Conservative management is appropriate for mild to moderate ischemic colitis without signs of peritonitis or bowel necrosis. Treatment includes bowel rest, intravenous fluid resuscitation, correction of hypotension, electrolyte imbalances and discontinuation of offending medications. Broad-spectrum antibiotics are often administered to prevent bacterial translocation. Pain control and close clinical monitoring are essential. Most patients respond well to conservative therapy with complete clinical and endoscopic recovery ^[19].
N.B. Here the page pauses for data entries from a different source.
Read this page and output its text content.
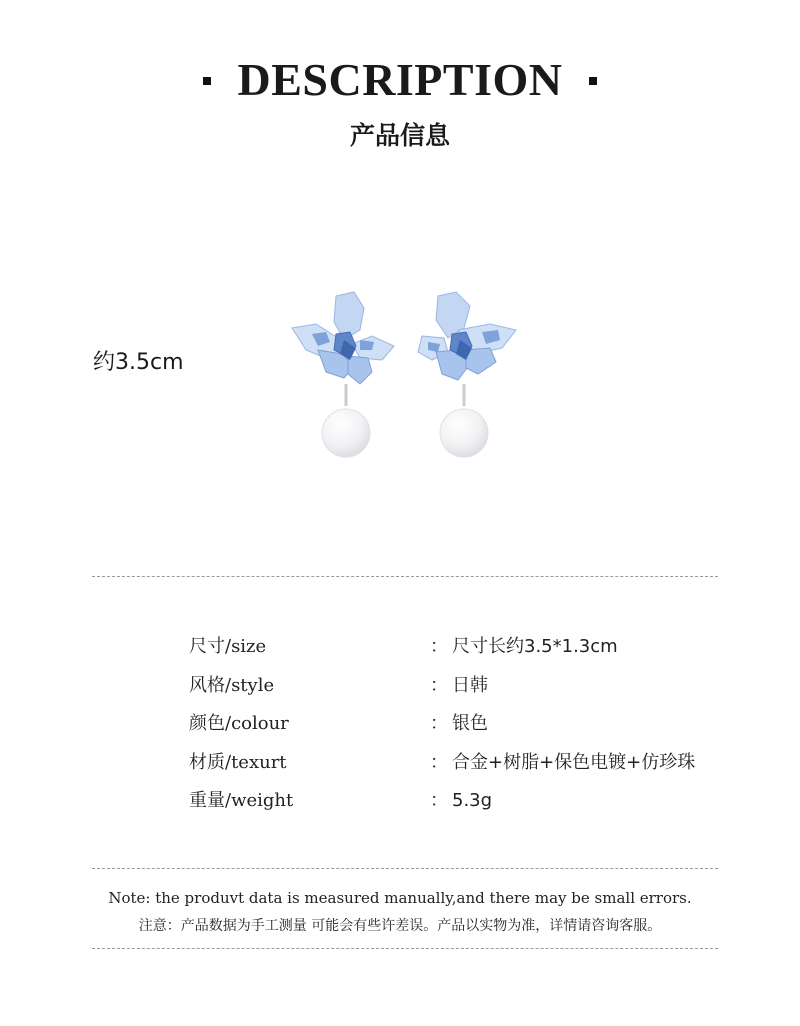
DESCRIPTION
产品信息
约3.5cm
尺寸/size	： 尺寸长约3.5*1.3cm
风格/style	： 日韩
颜色/colour	： 银色
材质/texurt	： 合金+树脂+保色电镀+仿珍珠
重量/weight	： 5.3g
Note: the produvt data is measured manually,and there may be small errors.
注意：产品数据为手工测量 可能会有些许差误。产品以实物为准，详情请咨询客服。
Surgical intervention is indicated in patients with severe ischemic colitis complicated by bowel infarction, perforation, persistent bleeding, or failure of conservative management. Surgical options include segmental colectomy or subtotal colectomy depending on disease extent. Emergency surgery is required in cases of peritonitis or gangrene. Postoperative morbidity and mortality are significant, particularly in elderly patients and those with comorbidities. Early surgical consultation improves outcomes in high-risk cases ^[20].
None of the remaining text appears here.